Penulis: David, Deep Tide TechFlow
Judul Asli: AI dalam Jangkauan Meriam
Tanggal 1 Maret, rudal dan drone Iran menghujani kawasan Teluk, dan salah satunya jatuh di pusat data Amazon di Uni Emirat Arab.
Server terbakar, listrik padam, sekitar 60 layanan cloud terganggu.
Salah satu AI dengan pengguna terbanyak di dunia, Claude, berjalan di cloud Amazon.
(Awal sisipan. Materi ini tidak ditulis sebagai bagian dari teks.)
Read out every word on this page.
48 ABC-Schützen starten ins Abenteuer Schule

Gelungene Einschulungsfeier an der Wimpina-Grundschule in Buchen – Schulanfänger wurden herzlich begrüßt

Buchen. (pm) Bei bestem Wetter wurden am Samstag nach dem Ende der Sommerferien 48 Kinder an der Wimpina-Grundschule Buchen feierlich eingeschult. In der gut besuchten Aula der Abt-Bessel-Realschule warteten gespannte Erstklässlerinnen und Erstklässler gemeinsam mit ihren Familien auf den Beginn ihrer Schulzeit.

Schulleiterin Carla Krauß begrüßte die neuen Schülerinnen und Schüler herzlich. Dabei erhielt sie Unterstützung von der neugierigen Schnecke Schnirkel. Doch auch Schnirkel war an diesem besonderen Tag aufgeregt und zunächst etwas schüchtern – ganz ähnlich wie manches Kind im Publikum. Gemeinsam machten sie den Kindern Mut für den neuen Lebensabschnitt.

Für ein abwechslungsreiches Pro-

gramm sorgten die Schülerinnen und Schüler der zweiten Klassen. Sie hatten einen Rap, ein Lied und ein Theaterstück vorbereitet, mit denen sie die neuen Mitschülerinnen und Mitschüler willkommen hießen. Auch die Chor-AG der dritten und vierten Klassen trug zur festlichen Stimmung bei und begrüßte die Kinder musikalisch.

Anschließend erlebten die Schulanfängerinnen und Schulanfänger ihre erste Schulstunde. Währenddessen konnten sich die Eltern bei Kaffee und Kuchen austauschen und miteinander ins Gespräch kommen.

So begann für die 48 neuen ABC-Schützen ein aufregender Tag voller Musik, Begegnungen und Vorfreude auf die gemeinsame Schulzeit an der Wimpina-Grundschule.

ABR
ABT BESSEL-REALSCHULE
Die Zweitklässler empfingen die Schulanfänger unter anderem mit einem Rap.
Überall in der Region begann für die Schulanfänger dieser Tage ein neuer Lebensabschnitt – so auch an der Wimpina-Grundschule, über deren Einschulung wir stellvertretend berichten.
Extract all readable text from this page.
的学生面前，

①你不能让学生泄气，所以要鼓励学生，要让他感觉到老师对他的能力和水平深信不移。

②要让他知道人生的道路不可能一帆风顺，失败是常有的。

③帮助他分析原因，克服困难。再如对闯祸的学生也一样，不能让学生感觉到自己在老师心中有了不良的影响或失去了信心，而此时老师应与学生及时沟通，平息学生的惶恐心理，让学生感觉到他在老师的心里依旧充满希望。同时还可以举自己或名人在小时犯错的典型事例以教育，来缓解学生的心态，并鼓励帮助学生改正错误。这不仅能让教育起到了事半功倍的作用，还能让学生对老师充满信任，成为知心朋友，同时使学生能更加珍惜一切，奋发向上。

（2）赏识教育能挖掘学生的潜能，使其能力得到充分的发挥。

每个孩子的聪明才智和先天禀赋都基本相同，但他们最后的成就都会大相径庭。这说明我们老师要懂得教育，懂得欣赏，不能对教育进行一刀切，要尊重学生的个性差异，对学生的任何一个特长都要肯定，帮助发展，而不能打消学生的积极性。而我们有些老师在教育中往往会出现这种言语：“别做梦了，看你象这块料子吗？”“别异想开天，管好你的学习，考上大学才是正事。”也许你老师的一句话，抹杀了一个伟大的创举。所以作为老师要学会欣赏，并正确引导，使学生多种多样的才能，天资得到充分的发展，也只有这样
Pada hari yang sama, Claude mengalami gangguan global.
Pernyataan resmi Anthropic adalah bahwa pengguna meningkat drast, server tidak mampu menahan beban.
Hingga berita ini ditulis, keluhan tentang layanan Claude yang tidak tersedia masih muncul di media sosial; di pasar prediksi terkenal Polymarket, bahkan telah muncul topik prediksi "Berapa kali lagi Claude akan mengalami gangguan di bulan Maret".
Jika akhirnya dikonfirmasi bahwa Iran yang menyerang, ini akan menjadi pertama kalinya dalam sejarah manusia:
Sebuah pusat data komersial, dihancurkan secara fisik dalam perang.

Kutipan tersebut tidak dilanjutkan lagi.